I would think that most artists who are truly honest with themselves will heartily agree that they are influenced by past artists. Only the most diluted of fellows will believe otherwise. It follows that such a truth, when admitted, might act as a thorn in the poet's side. This is especially true when the poet desires to be an original thinker. Therefore, Bloom's doctrine of the "anxiety of influence" seems to be viable. I cannot, however, agree with the view that if this anxiety is not mastered then the poet becomes merely a latecomer. Doesn't Bloom's example of Oscar Wilde prove this point? Wilde had much difficulty with this anxiety, yet he is considered a great poet/playwright.
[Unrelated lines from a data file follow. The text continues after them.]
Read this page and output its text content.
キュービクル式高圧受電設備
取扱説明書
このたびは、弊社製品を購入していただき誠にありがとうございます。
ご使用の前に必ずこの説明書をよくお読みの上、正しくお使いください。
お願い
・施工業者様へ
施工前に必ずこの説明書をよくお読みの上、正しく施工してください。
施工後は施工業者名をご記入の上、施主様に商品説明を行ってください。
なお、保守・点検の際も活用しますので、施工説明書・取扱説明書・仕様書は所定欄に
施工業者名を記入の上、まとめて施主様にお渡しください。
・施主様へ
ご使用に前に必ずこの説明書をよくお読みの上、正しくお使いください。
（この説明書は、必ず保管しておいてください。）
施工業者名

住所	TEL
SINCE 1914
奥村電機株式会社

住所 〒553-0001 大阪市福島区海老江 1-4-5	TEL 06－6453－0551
I am most interested in Bloom's comments on the decline and imminent demise of poetry. Can this be so? And does this theory carry over into the land of prose? For the purpose of my final paper, I will assume that it does. My inquiry deals with the function of literature for each critical type. If Bloom's poet "quest's for an impossible object" (that object being the "otherness" of his precursor's work), then literature's function is to record it (1800). As a side-noted, that object is different for every poet. Bloom seems to speak the contrary. Bloom gives six methods by which the serious poet deviates from the poetry of his predecessor, whereby coming closer to originality. All the while, the new poet misrepresents the old poet. But isn't this act of misrepresentation the quest for each poet's object (that object being "truth" or "originality" or "Sartre's essence")? And isn't the result of this deviation the creation of a new object? If so, in what sense does Bloom label the poet's object "impossible" to achieve?
I think that to misrepresent the poets of the past is natural. To me, this means that I have not perceived HIS object in its fullness. But this doesn't mean that Milton's object was never obtained by Milton? Why does the object necessarily have to be the same for all poets for all time?